The 2019 hiring of Neal Brown as WVU’s head football coach should have worked.
Brown was one of the hot names when WVU launched its search following the departure of Dana Holgorsen. His success at Troy had him on coaching search short lists. Hiring him was the right decision.
Brown was a perfect fit. WVU needed a palate cleanse from the previous coach and Brown provided that: high character, tremendous work ethic, deep interest in what it meant to be a Mountaineer and a West Virginian.
He took over a program in terrible shape. Realizing that, he adopted the theme of “Trust the climb.†It was a smart slogan. It warned fans there would be some rough times early on, but that, eventually, success would come.
Ironically, that positive slogan contributed to his undoing. Expectations were not met and many in the fan base lost trust.
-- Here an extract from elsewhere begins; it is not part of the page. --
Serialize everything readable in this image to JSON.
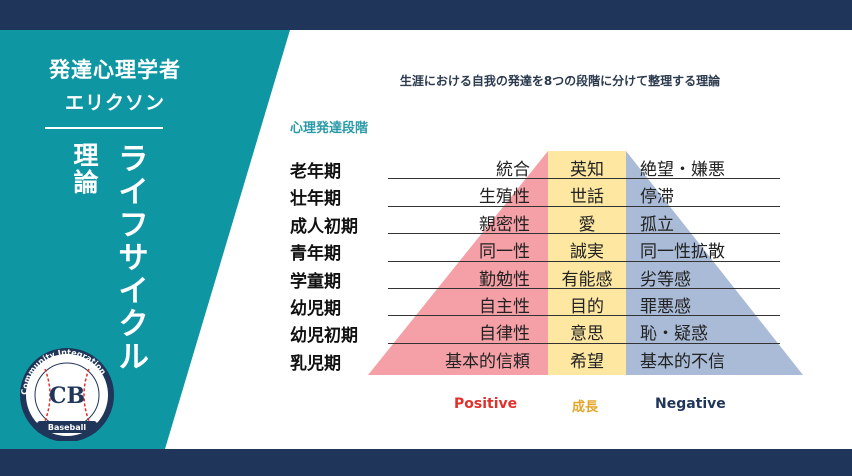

There was hope after last season, with nine wins and a bowl victory, that WVU had finally turned the corner. Then came the 2024 season. The super-charged build up to the season-opening Penn State game made for an equal sized deflation with the 34-12 loss.
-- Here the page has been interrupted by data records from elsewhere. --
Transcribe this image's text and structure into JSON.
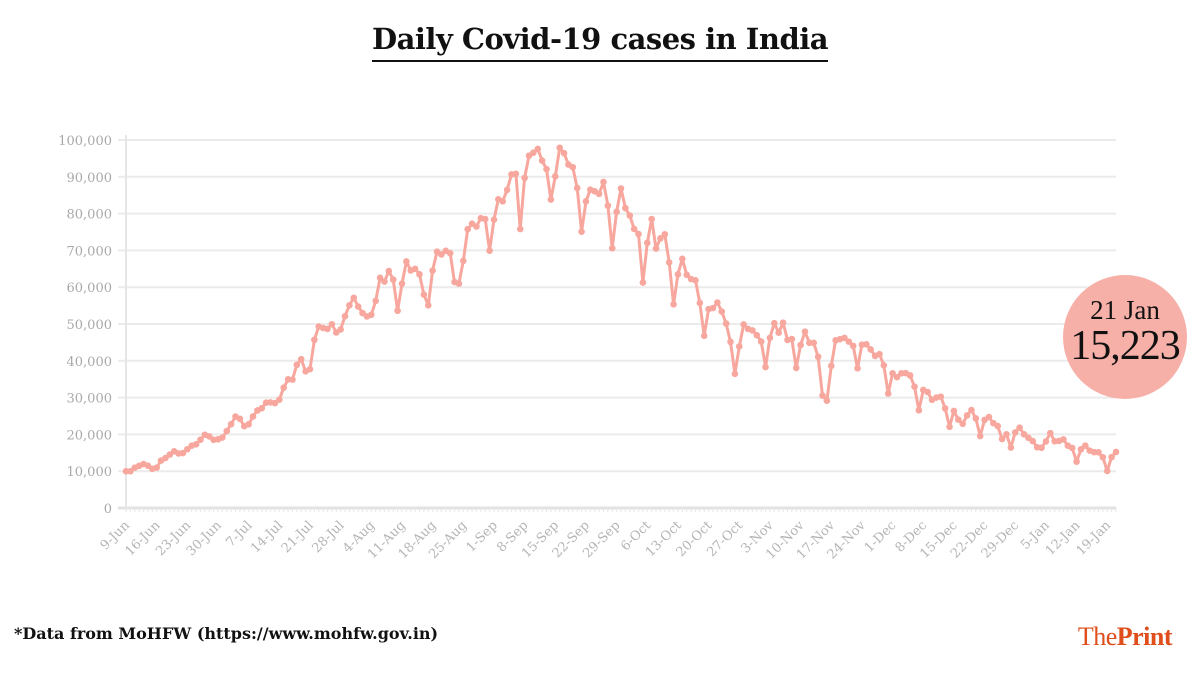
{
  "chart_data": {
    "type": "line",
    "title": "Daily Covid-19 cases in India",
    "xlabel": "",
    "ylabel": "",
    "ylim": [
      0,
      100000
    ],
    "y_ticks": [
      "0",
      "10,000",
      "20,000",
      "30,000",
      "40,000",
      "50,000",
      "60,000",
      "70,000",
      "80,000",
      "90,000",
      "100,000"
    ],
    "x_ticks": [
      "9-Jun",
      "16-Jun",
      "23-Jun",
      "30-Jun",
      "7-Jul",
      "14-Jul",
      "21-Jul",
      "28-Jul",
      "4-Aug",
      "11-Aug",
      "18-Aug",
      "25-Aug",
      "1-Sep",
      "8-Sep",
      "15-Sep",
      "22-Sep",
      "29-Sep",
      "6-Oct",
      "13-Oct",
      "20-Oct",
      "27-Oct",
      "3-Nov",
      "10-Nov",
      "17-Nov",
      "24-Nov",
      "1-Dec",
      "8-Dec",
      "15-Dec",
      "22-Dec",
      "29-Dec",
      "5-Jan",
      "12-Jan",
      "19-Jan"
    ],
    "grid": true,
    "line_color": "#f7a79d",
    "values": [
      9987,
      9985,
      10956,
      11458,
      11929,
      11502,
      10667,
      10974,
      12881,
      13586,
      14516,
      15413,
      14821,
      14933,
      15968,
      16922,
      17296,
      18552,
      19906,
      19459,
      18522,
      18653,
      19148,
      20903,
      22771,
      24850,
      24248,
      22252,
      22752,
      24879,
      26506,
      27114,
      28637,
      28701,
      28498,
      29429,
      32695,
      34956,
      34884,
      38902,
      40425,
      37148,
      37724,
      45720,
      49310,
      48916,
      48661,
      49931,
      47704,
      48513,
      52123,
      55078,
      57118,
      54736,
      52972,
      52050,
      52509,
      56282,
      62538,
      61537,
      64399,
      62064,
      53601,
      60963,
      66999,
      64553,
      65002,
      63490,
      57981,
      55079,
      64531,
      69652,
      68898,
      69878,
      69239,
      61408,
      60975,
      67151,
      75760,
      77266,
      76472,
      78761,
      78512,
      69921,
      78357,
      83883,
      83341,
      86432,
      90632,
      90802,
      75809,
      89706,
      95735,
      96551,
      97570,
      94372,
      92071,
      83809,
      90123,
      97894,
      96424,
      93337,
      92605,
      86961,
      75083,
      83347,
      86508,
      86052,
      85362,
      88600,
      82170,
      70589,
      80472,
      86821,
      81484,
      79476,
      75829,
      74442,
      61267,
      72049,
      78524,
      70496,
      73272,
      74383,
      66732,
      55342,
      63509,
      67708,
      63371,
      62212,
      61871,
      55722,
      46790,
      54044,
      54350,
      55839,
      53370,
      50129,
      45148,
      36470,
      43893,
      49881,
      48648,
      48268,
      46964,
      45231,
      38310,
      46254,
      50210,
      47638,
      50357,
      45674,
      45903,
      38074,
      44281,
      47905,
      44879,
      44878,
      41100,
      30548,
      29164,
      38617,
      45576,
      45882,
      46232,
      45209,
      44059,
      37975,
      44376,
      44489,
      43082,
      41322,
      41810,
      38772,
      31118,
      36604,
      35551,
      36594,
      36652,
      36011,
      32981,
      26567,
      32080,
      31521,
      29398,
      30006,
      30254,
      27071,
      22065,
      26382,
      24010,
      22890,
      25152,
      26624,
      24337,
      19556,
      23950,
      24712,
      23067,
      22273,
      18732,
      20021,
      16432,
      20550,
      21822,
      20036,
      19079,
      18177,
      16505,
      16375,
      18088,
      20346,
      18139,
      18222,
      18645,
      16946,
      16311,
      12584,
      15968,
      16946,
      15590,
      15158,
      15144,
      13788,
      10064,
      13823,
      15223
    ],
    "callout": {
      "date": "21 Jan",
      "value": "15,223",
      "color": "#f7b0a8"
    }
  },
  "footer": {
    "source": "*Data from MoHFW (https://www.mohfw.gov.in)",
    "logo_the": "The",
    "logo_print": "Print",
    "logo_color": "#e04e1b"
  }
}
Two weeks later, fourth-quarter heroics by Pitt gave the rival a demoralizing win over the Mountaineers. That was an open wound that festered throughout the season. This past Saturday’s debacle at Texas Tech was the exclamation point.
Athletic director Wren Baker wanted Brown to succeed. It was Baker who extended Brown’s contract after last year. However, the disappointments of this season left Baker with limited options. How, exactly, would WVU promote next year’s football season with Brown at the helm?
WVU Athletics occupies a unique space in this state. The sports teams are intertwined deeply with the people of West Virginia. It is not an exaggeration to say the very mood of the state swings according to the successes and failures on the courts and the fields of play.
The university has an obligation to ensure that it is doing all it can, within reason, and maybe even a little more beyond that, to put its teams in a position to reach a level of success that approaches, and sometimes exceeds, fan expectations.
Unfortunately, Neal Brown could not take his teams to that level. That is tragic because there is so much good about Brown. Opposing coaches always spoke highly of him and respected his skills. But, for whatever reason, the wins did not come. I suspect Brown knew that, so the firing would not have come as a surprise.
Now begins the all-important search for a new coach. Baker should start by quantifying the positive qualities Neal Brown demonstrated during his six years here and build on that for the next hire.